Don’t spit on the floor. It is a hazardous source of infection transmission, avoid unnecessary exposure to sun or exerting strenuous physical muscle activity in hot weather, drink lot of water and use umbrella so as not to suffer from heat exhaustion symptoms.

Food should be kept at safe temperature fresh vegetables and fruit thoroughly cleaned and washed before eating.
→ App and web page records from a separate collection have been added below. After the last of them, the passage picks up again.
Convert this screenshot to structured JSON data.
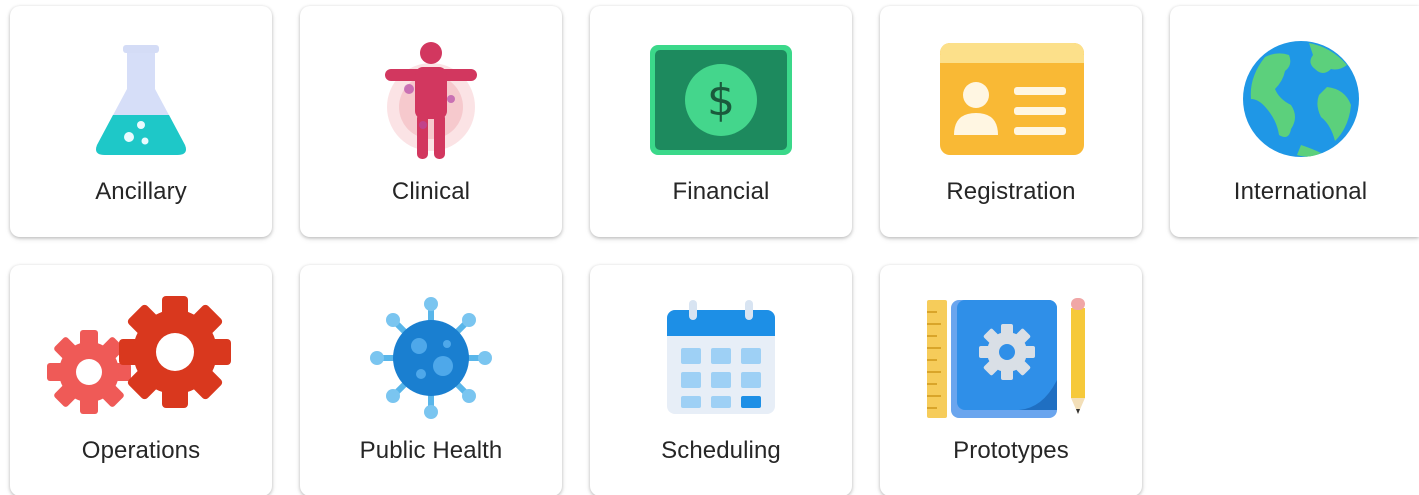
{
  "tiles": [
    {
      "label": "Ancillary",
      "icon": "flask-icon"
    },
    {
      "label": "Clinical",
      "icon": "human-body-icon"
    },
    {
      "label": "Financial",
      "icon": "dollar-bill-icon"
    },
    {
      "label": "Registration",
      "icon": "id-card-icon"
    },
    {
      "label": "International",
      "icon": "globe-icon"
    },
    {
      "label": "Operations",
      "icon": "gears-icon"
    },
    {
      "label": "Public Health",
      "icon": "virus-icon"
    },
    {
      "label": "Scheduling",
      "icon": "calendar-icon"
    },
    {
      "label": "Prototypes",
      "icon": "blueprint-icon"
    }
  ],
  "colors": {
    "tile_background": "#ffffff",
    "label_text": "#262626"
  }
}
Wearing health information strap (or the information card), showing disease, the kind of treatment, contact information is good practice and one may inform fellow pilgrims in group about your disease and proper medications, so that they can help you when necessity arises.

Moreover, we request all pilgrims to read and follow the health advisory and take all the precautions announced through the Hajj missions by Ministry of Health and Hajj of Kingdom of Saudi Arabia, adhere to their treating doctor’s instructions on lifestyle modifications, such as following a certain physical activities and dietary regulations.

The address, contact information of the Haj health mission or your tour operator should be readily available with every pilgrim for contact if you have any questions or health issues .. Wishing you healthy and acceptable Hajj.

(Dr Fiaz Fazili served as a Consultant Surgeon & have experience of treating Hajis for three decades at King Fahd Hospital, Medina Munawarah, KSA)

Disclaimer: The views and opinions expressed in this article are the personal opinions of the author.

The facts, analysis, assumptions and perspective appearing in the article do not reflect the views of GK.